Remembering our train trip to Saskatoon in December 1945,  there were no other travel options open to us.  Now, you can also fly, drive or go by bus from Vancouver to Saskatoon and can reach  your destination in a few hours,  not a couple of days.  Train travel is a great holiday adventure and the Canadian Rockies are spectacular,  but it was a long trip for a family anxious to get back home. As far as driving  a car from Vancouver to Saskatoon, not possible, the road was not even open in the winter.



There was a gravel road through the mountains which  had been completed in 1940 at great expense and connected Golden and Revelstoke.   It was called  the Big Bend Highway and was said to be drivable if you had nerves of steel.  Everyone had heard the horror stories about this highway, and even the thought of  having to back up on a switchback to allow another vehicle to  pass would send shivers up your spine.  One story I recall was from a family member who took the bus  to Vancouver in the early 1950s.   They were on a narrow, hairpin curve on the Big Bend, and the bus driver and  a woman driving a car coming toward him had both stopped and were arguing.
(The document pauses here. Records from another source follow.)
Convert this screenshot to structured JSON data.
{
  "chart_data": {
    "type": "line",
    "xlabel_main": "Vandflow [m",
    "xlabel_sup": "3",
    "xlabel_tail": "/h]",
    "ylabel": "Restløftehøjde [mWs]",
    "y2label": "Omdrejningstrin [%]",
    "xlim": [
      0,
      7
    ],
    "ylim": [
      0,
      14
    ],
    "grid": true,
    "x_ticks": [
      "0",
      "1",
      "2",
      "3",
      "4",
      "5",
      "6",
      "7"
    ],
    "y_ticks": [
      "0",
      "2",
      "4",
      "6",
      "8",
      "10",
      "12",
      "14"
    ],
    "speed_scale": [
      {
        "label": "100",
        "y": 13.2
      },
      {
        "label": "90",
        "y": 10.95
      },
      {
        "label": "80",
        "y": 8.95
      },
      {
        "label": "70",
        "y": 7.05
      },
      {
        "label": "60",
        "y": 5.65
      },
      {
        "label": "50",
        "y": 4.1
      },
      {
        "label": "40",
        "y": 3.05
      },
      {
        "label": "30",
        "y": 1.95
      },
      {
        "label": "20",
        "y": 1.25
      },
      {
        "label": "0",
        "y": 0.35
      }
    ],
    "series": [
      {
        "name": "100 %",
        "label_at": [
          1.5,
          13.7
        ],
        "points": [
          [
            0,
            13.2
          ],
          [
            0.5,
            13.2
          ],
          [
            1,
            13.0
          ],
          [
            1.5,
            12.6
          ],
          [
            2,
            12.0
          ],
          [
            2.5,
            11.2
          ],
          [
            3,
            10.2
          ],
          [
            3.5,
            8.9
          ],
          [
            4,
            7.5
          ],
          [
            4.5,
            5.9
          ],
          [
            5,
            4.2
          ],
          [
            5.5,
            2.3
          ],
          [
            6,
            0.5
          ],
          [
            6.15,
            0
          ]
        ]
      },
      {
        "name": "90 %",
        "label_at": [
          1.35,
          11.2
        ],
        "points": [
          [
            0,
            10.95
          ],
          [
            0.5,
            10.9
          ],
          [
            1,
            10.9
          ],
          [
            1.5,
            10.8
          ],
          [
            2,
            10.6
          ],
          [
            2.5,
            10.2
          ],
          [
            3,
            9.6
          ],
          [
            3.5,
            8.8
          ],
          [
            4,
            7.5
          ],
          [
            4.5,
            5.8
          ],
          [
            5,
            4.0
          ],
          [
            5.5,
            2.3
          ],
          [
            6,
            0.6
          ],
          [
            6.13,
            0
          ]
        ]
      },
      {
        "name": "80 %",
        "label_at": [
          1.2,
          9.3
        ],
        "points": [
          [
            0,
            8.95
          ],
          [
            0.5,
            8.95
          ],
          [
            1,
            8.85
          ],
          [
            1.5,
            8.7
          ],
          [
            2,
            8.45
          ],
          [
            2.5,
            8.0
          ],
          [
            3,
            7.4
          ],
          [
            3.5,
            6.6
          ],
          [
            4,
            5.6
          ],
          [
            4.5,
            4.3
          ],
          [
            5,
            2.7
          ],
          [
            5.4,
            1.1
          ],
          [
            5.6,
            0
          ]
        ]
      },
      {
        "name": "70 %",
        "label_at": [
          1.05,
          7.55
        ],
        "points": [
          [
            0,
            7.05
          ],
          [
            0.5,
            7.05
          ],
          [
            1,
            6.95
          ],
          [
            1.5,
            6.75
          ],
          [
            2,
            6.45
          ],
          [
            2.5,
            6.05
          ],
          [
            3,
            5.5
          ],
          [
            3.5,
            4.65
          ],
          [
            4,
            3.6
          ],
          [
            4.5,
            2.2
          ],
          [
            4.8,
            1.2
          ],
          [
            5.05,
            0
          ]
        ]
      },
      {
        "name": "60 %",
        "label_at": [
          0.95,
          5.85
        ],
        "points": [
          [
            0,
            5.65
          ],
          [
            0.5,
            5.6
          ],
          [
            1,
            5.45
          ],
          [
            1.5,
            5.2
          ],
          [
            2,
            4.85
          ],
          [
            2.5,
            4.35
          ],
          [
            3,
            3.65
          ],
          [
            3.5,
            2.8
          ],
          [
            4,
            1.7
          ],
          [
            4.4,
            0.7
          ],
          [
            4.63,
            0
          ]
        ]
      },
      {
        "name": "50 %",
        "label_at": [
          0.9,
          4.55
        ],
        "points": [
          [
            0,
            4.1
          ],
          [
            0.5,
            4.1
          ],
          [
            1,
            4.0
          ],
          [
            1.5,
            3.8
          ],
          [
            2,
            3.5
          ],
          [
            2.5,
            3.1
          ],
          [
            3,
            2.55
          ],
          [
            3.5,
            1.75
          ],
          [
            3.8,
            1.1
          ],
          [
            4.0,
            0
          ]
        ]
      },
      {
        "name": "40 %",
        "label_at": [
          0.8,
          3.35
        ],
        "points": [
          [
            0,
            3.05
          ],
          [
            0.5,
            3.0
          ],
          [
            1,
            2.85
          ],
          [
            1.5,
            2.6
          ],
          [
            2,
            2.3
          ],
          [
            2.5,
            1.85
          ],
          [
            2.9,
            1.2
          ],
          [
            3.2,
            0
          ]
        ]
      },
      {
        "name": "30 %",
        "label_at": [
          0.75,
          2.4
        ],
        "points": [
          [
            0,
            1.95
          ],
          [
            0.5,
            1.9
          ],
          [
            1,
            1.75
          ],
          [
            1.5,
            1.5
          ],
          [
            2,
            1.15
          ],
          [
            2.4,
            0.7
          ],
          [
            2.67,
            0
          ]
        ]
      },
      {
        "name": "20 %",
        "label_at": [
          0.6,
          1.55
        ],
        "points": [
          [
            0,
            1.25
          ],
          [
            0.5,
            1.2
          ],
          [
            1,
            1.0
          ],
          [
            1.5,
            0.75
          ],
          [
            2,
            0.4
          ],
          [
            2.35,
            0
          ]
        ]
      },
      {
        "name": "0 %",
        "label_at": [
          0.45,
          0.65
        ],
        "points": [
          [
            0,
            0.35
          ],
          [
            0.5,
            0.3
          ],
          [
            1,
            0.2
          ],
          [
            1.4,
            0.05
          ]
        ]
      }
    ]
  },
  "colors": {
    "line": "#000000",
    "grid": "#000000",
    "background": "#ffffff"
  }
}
The driver wanted the woman to back up so he could get the bus through but she was scared and refused.  Finally,  the bus driver had no choice but to back up.  For the passengers seeing the rear of the bus hanging over the steep mountain cliff as it slowly edged back, allowing the woman to pass was as frightening as it gets.  Everyone  breathed again when she was clear and the bus proceeded.



Sometimes, if people wanted their car on the other side of the mountains, they just shipped the vehicle by train and picked it up when they reached their destination.  Flying was not an option as the first commercial airline, Trans Canada Airlines, or TCA as it was known was just getting established at that time.

Oh well, you might say, at least people could keep in touch by phone.  Sorry, it was not so easy.  Long distance was expensive so calls  were a luxury and only placed when absolutely necessary.  We would write a list of subjects to be discussed, then rush through them to get off the phone in five minutes or less.  Christmas was the busiest time for calls and often you would try for hours to get a call through to someone in another city.  Unfortunately, many of these calls would start out with, "What's your weather like?" 

As for our trip to Saskatoon, my mother and children got off in the  Biggar, SK train station where we were picked up by my grandfather and once again taken to the farm.   My father continued on to Saskatoon to  check out his old job and find a house for the family.